On Tuesday John Major will launch a White Paper on competitiveness that is expected to shatter one of the cornerstones of Thatcherism by putting manufacturing recovery at the centre of government policy.
Helping Business Win will be launched with the ministerial firepower normally accorded only to an election manifesto, to emphasise that all departments will now be expected to look at the industrial impact of their actions.
Mr Major will be flanked by Michael Heseltine, President of the Board of Trade, who is the White Paper's author, the Chancellor of the Exchequer, the Secretaries of State for Transport, Environment and Education, and the Minister of Public Service and Science.
The launch was postponed from last week, officially because of John Smith's death. But observers suspect the delay has also given the Government time to make last-minute revisions to the document.
This has been debated heatedly between guardians of the Thatcherite tradition and supporters of Mr Heseltine, who told the 1992 Conservative Party Conference that he would, if necessary, intervene before breakfast, lunch and tea.
Though the document's proposals are unlikely to add substantially to public expenditure, the Treasury has been suspicious of its tone, as has the Number Ten policy unit. 'They nearly went through the roof when they saw the first draft,' one insider said.
The Government will come close to laying out an industrial strategy by advocating a long- term view of where industry should be heading.
Last month's report on competitiveness from the Trade and Industry Select Committee showed a strong cross-party consensus in favour of a longer- term approach. The committee, whose views are thought to be in line with Mr Heseltine's, said the Government should increase aid where the market was unable to provide finance.
The paper will point out that Britain's productivity lags behind the United States by 70 per cent, and behind Germany and Japan by 25 per cent. It will say that the gap has been closing in the last 10 years, but it is unlikely to offer much government money to accelerate the process.
Instead, the DTI's programme to encourage 'best practice' by companies, particularly in the same supply chain, is likely to be boosted.
There is greater concern about the long-term ability of the industrial base to grow. The DTI has been bombarded with calls for more intervention.
Again, the emphasis is likely to be on the DTI's role as intermediary, rather than as a direct source of support. Observers believe it will be directed to help improve performance in sectors that are thought to have the greatest growth potential - for example, by encouraging co-operation between companies to spread technology.
There could also be more state money for fundamental research. The Government will be keen to avoid accusations that it is returning to a Wilsonian 'picking winners' policy. However, it already subsidises aerospace research and can argue that there are other areas where the market is unable to provide the finance needed. Mr Heseltine has said that he believes the Governmment should boost its R&D spending.
The White Paper devotes a complete chapter to training, and some observers believe it may introduce a radical new approach to encourage companies to spend more on this.
Trade unions have demanded a levy on those that do not spend enough on training, and the Trade and Industry Select Committee said this should be examined.
Early drafts of the White Paper are believed to have called for a review of the tax system to make it more supportive of industry.

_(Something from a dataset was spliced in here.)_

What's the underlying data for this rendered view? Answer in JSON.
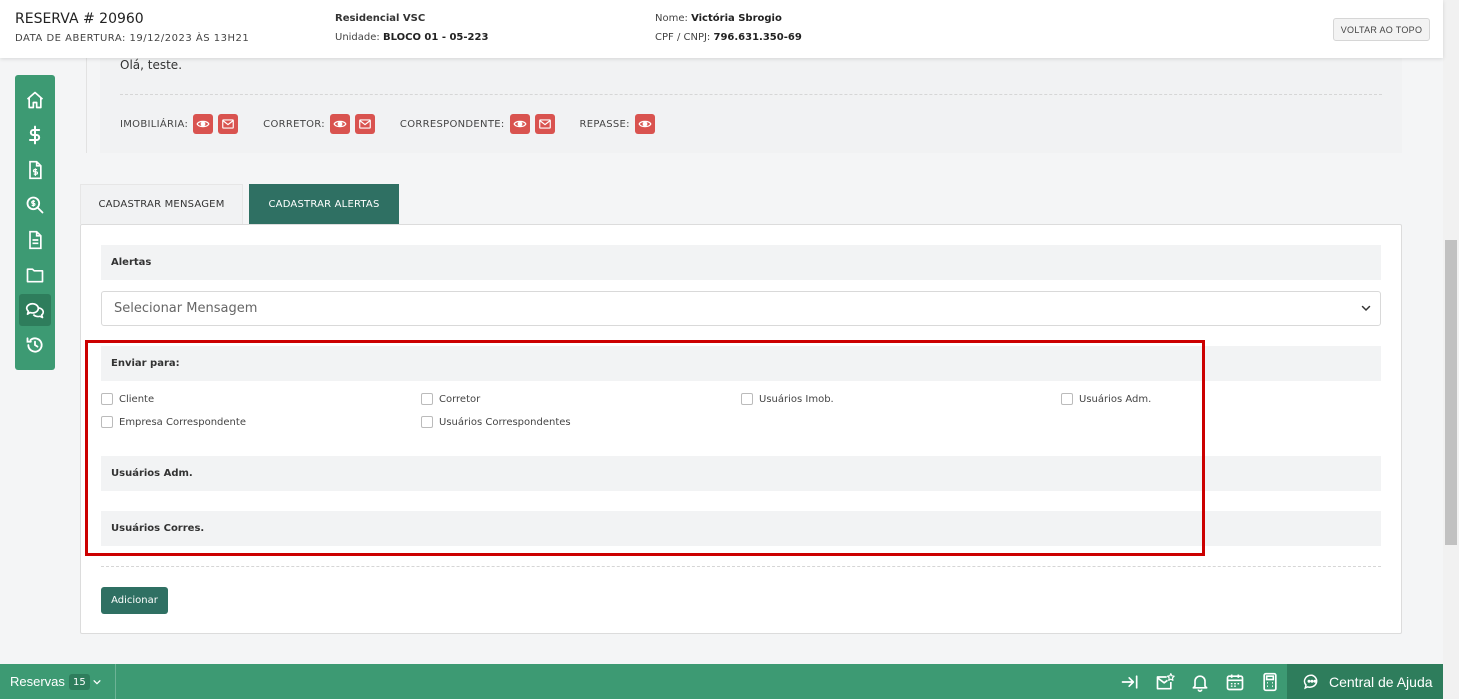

Last month the Select Committee recommended that the Government consider changing the system to encourage insurance funds to invest in small companies, and to discourage the payment of artificially high dividends.
Stephen Dorrell, financial secretary to the Treasury, said last week that dividend payments had become too high and too inflexible. But he added that tax changes would not be made unless the Government established that they were the best way of controlling payouts.